Gene expression profile by inhibiting KRAP expression in HCT116 cells

To reveal the functions of KRAP, KRAP expression was inhibited using siRNAs and microarray gene expression analysis was performed in a colon cancer cell line, HCT116. The treatment of HCT116 cells with three distinct siRNAs specific for KRAP sequence led to a significant decrease in KRAP protein expression (81.4±2.2%) compared to scramble RNA-treated controls (Fig. 5a). For the microarray gene expression analysis, a cut-off value of 1.5-fold or more change between the KRAP-knockdown (KD) and the control (Ctl) cells was used. A total of 113 probesets on the microarray were commonly changed in the three pairs of comparisons. Out of 113 probesets, 70 and 43 were up- and down-regulated in KD cells, respectively (Fig. 5b). The expression data for these probesets are provided in the supplementary material (Supplementary Table S1). Two distinct probesets for KRAP (236207_at, 202506_at) were down-regulated by siRNA treatments, showing the reduction of KRAP expression (Supplementary Table S1).

Fig. 5a, b
figure 5

Gene expression profile by inhibiting KRAP expression in HCT116 cells. a KRAP protein expression in HCT116 cells 24 h after the transfection of three distinct KRAP-specific siRNAs. Scramble RNAs were used as the transfection controls. b Venn diagram showing the up-regulated 70 probesets and down-regulated 43 probesets in KRAP-knockdown (KD) cells. A cut-off value of 1.5-fold or more change between the KD and the control (Ctl) cells was used. The up-regulated genes included α Vintegrin, β 1ntegrin, GNAS, MAP4K3, IL6R, and IL6ST. The down-regulated genes included CASP1 and EPHB2. The data of the differentially expressed genes is provided in Supplementary Table S1

Full size image

Gene ontology analysis by GeneSpring GX 7.3.1 showed that genes with differential expression levels between KD and Ctl cells were associated with protein kinase C activation, cellular morphogenesis, lipoprotein catabolism, inositol phosphate-mediated signaling, G-protein signaling, the regulation of MAPK activity, and cell-surface-receptor-linked signal transduction (Supplementary Table S2), suggesting that KRAP expression might affect the cellular malignancy by altering the diverse signaling pathways. Among the differentially expressed genes (Supplementary Table S1), α Vintegrin, β 1ntegrin, GNAS complex locus (GNAS), mitogen-activated protein kinase kinase kinase (MAP4K3), interleukin 6 receptor (IL6R), interleukin 6 signal transducer (IL6ST), interleukin 1β convertase (CASP1), and EPH receptor B2 (EPHB2) were remarkably interesting from the viewpoint of the cancer biology. Among the integrin receptors, α Vβ 1, α 3β 1, α 5β 1, and α 6β 4 integrins are associated with enhanced cell motility and cancer metastasis (Felding-Habermann 2003). One of the important functions of the β 1 integrin is to suppress apoptosis in mammary epithelial cells through the negative regulation of interleukin 1β convertase (CASP1) (Boudreau et al. 1995). Both β 1integrin and CASP1 were changed in KD cells in our analysis (Supplementary Table S1), suggesting that there might be a functional interaction between β 1 integrin and CASP1 in HCT116 cells. Loss- and gain-of-function mutations of GNAS involved in the cyclic AMP-dependent pathway cause human diseases (Weinstein et al. 2006). MAP4K3 is a component in the nutrient-responsive pathway affecting cell growth (Findlay et al. 2007). Deregulated expression of various EPH receptors, including EPHB2, has been reported in diverse tumor types (Guo et al. 2006; Jubb et al. 2005). All of these results suggested that KRAP might play critical roles in cancer-associated signaling pathways, including Ras, MAPKs (MAP kinases), integrins, EPH receptors, and protein kinase C.

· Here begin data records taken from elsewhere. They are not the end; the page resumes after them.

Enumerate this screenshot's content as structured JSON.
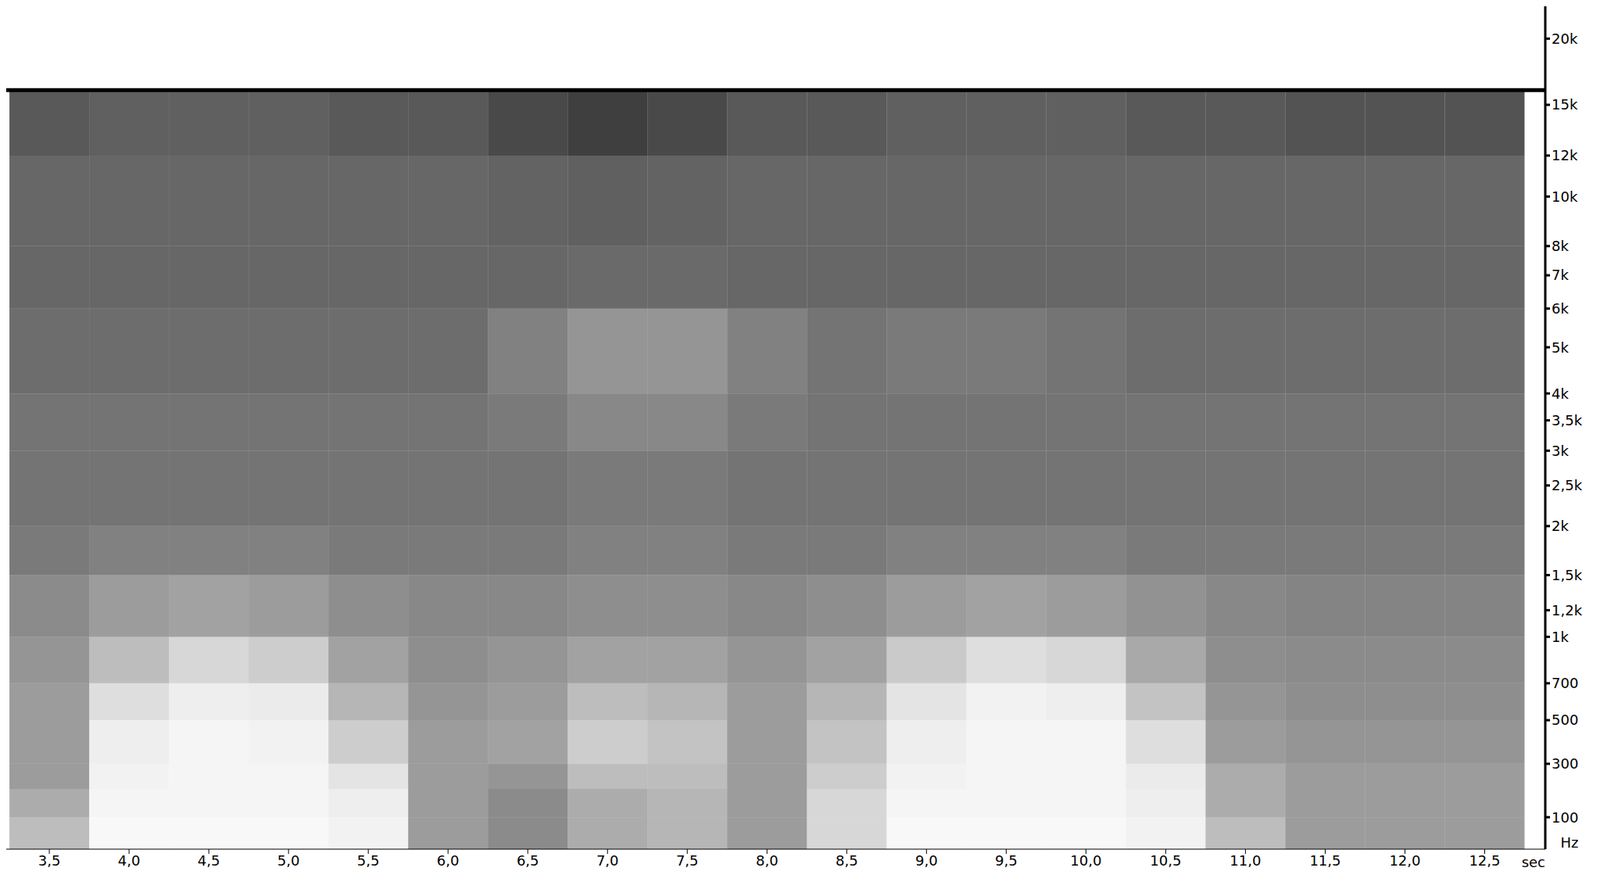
{
  "chart_data": {
    "type": "spectrogram",
    "x_label": "sec",
    "y_label": "Hz",
    "color": "#000000",
    "tick_labels": true,
    "xlim": [
      3.23,
      12.88
    ],
    "xticks": [
      {
        "value": 3.5,
        "label": "3,5"
      },
      {
        "value": 4,
        "label": "4,0"
      },
      {
        "value": 4.5,
        "label": "4,5"
      },
      {
        "value": 5,
        "label": "5,0"
      },
      {
        "value": 5.5,
        "label": "5,5"
      },
      {
        "value": 6,
        "label": "6,0"
      },
      {
        "value": 6.5,
        "label": "6,5"
      },
      {
        "value": 7,
        "label": "7,0"
      },
      {
        "value": 7.5,
        "label": "7,5"
      },
      {
        "value": 8,
        "label": "8,0"
      },
      {
        "value": 8.5,
        "label": "8,5"
      },
      {
        "value": 9,
        "label": "9,0"
      },
      {
        "value": 9.5,
        "label": "9,5"
      },
      {
        "value": 10,
        "label": "10,0"
      },
      {
        "value": 10.5,
        "label": "10,5"
      },
      {
        "value": 11,
        "label": "11,0"
      },
      {
        "value": 11.5,
        "label": "11,5"
      },
      {
        "value": 12,
        "label": "12,0"
      },
      {
        "value": 12.5,
        "label": "12,5"
      }
    ],
    "ylim": [
      0,
      23000
    ],
    "yticks": [
      100,
      300,
      500,
      700,
      {
        "value": 1000,
        "label": "1k"
      },
      {
        "value": 1200,
        "label": "1,2k"
      },
      {
        "value": 1500,
        "label": "1,5k"
      },
      {
        "value": 2000,
        "label": "2k"
      },
      {
        "value": 2500,
        "label": "2,5k"
      },
      {
        "value": 3000,
        "label": "3k"
      },
      {
        "value": 3500,
        "label": "3,5k"
      },
      {
        "value": 4000,
        "label": "4k"
      },
      {
        "value": 5000,
        "label": "5k"
      },
      {
        "value": 6000,
        "label": "6k"
      },
      {
        "value": 7000,
        "label": "7k"
      },
      {
        "value": 8000,
        "label": "8k"
      },
      {
        "value": 10000,
        "label": "10k"
      },
      {
        "value": 12000,
        "label": "12k"
      },
      {
        "value": 15000,
        "label": "15k"
      },
      {
        "value": 20000,
        "label": "20k"
      }
    ],
    "x_bins": [
      3.25,
      3.75,
      4.25,
      4.75,
      5.25,
      5.75,
      6.25,
      6.75,
      7.25,
      7.75,
      8.25,
      8.75,
      9.25,
      9.75,
      10.25,
      10.75,
      11.25,
      11.75,
      12.25,
      12.75
    ],
    "y_bins": [
      0,
      100,
      200,
      300,
      500,
      700,
      1000,
      1500,
      2000,
      3000,
      4000,
      6000,
      8000,
      12000,
      16000
    ],
    "cells": [
      [
        0.2,
        0.02,
        0.02,
        0.02,
        0.04,
        0.3,
        0.35,
        0.25,
        0.22,
        0.3,
        0.12,
        0.02,
        0.02,
        0.02,
        0.04,
        0.2,
        0.3,
        0.3,
        0.3
      ],
      [
        0.25,
        0.03,
        0.03,
        0.03,
        0.05,
        0.3,
        0.35,
        0.25,
        0.22,
        0.3,
        0.12,
        0.03,
        0.03,
        0.03,
        0.05,
        0.25,
        0.3,
        0.3,
        0.3
      ],
      [
        0.3,
        0.04,
        0.03,
        0.03,
        0.08,
        0.3,
        0.32,
        0.2,
        0.2,
        0.3,
        0.15,
        0.04,
        0.03,
        0.03,
        0.06,
        0.25,
        0.3,
        0.3,
        0.3
      ],
      [
        0.3,
        0.05,
        0.03,
        0.04,
        0.15,
        0.3,
        0.28,
        0.15,
        0.18,
        0.3,
        0.18,
        0.05,
        0.03,
        0.03,
        0.1,
        0.3,
        0.32,
        0.32,
        0.32
      ],
      [
        0.3,
        0.1,
        0.05,
        0.06,
        0.22,
        0.32,
        0.3,
        0.2,
        0.22,
        0.3,
        0.22,
        0.08,
        0.04,
        0.05,
        0.18,
        0.32,
        0.34,
        0.34,
        0.34
      ],
      [
        0.32,
        0.2,
        0.12,
        0.15,
        0.28,
        0.34,
        0.32,
        0.28,
        0.28,
        0.32,
        0.28,
        0.16,
        0.1,
        0.12,
        0.26,
        0.34,
        0.35,
        0.35,
        0.35
      ],
      [
        0.35,
        0.3,
        0.28,
        0.3,
        0.34,
        0.36,
        0.36,
        0.34,
        0.34,
        0.36,
        0.34,
        0.3,
        0.28,
        0.3,
        0.33,
        0.36,
        0.37,
        0.37,
        0.37
      ],
      [
        0.4,
        0.38,
        0.38,
        0.38,
        0.4,
        0.4,
        0.4,
        0.38,
        0.38,
        0.4,
        0.4,
        0.38,
        0.38,
        0.38,
        0.4,
        0.4,
        0.4,
        0.4,
        0.4
      ],
      [
        0.42,
        0.42,
        0.42,
        0.42,
        0.42,
        0.42,
        0.42,
        0.4,
        0.4,
        0.42,
        0.42,
        0.42,
        0.42,
        0.42,
        0.42,
        0.42,
        0.42,
        0.42,
        0.42
      ],
      [
        0.42,
        0.42,
        0.42,
        0.42,
        0.42,
        0.42,
        0.4,
        0.36,
        0.36,
        0.4,
        0.42,
        0.42,
        0.42,
        0.42,
        0.42,
        0.42,
        0.42,
        0.42,
        0.42
      ],
      [
        0.44,
        0.44,
        0.44,
        0.44,
        0.44,
        0.44,
        0.38,
        0.32,
        0.32,
        0.38,
        0.42,
        0.4,
        0.4,
        0.42,
        0.44,
        0.44,
        0.44,
        0.44,
        0.44
      ],
      [
        0.46,
        0.46,
        0.46,
        0.46,
        0.46,
        0.46,
        0.46,
        0.45,
        0.45,
        0.46,
        0.46,
        0.46,
        0.46,
        0.46,
        0.46,
        0.46,
        0.46,
        0.46,
        0.46
      ],
      [
        0.46,
        0.46,
        0.46,
        0.46,
        0.46,
        0.46,
        0.47,
        0.48,
        0.47,
        0.46,
        0.46,
        0.46,
        0.46,
        0.46,
        0.46,
        0.46,
        0.46,
        0.46,
        0.46
      ],
      [
        0.5,
        0.48,
        0.48,
        0.48,
        0.5,
        0.5,
        0.55,
        0.58,
        0.55,
        0.5,
        0.5,
        0.48,
        0.48,
        0.48,
        0.5,
        0.5,
        0.52,
        0.52,
        0.52
      ]
    ]
  }
}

In this study, we demonstrated that KRAP was ubiquitously expressed in mouse tissues and was associated with cytoskeletal fraction, and the microarray-based gene expression analysis revealed that KRAP affected particular receptors and signal molecules involved in cellular malignancy. These findings together suggested that KRAP may influence the cellular events related to attachment, migration, proliferation, and apoptosis. Further analyses of KRAP should be awaited for the exact understanding of KRAP functions in cancer cells.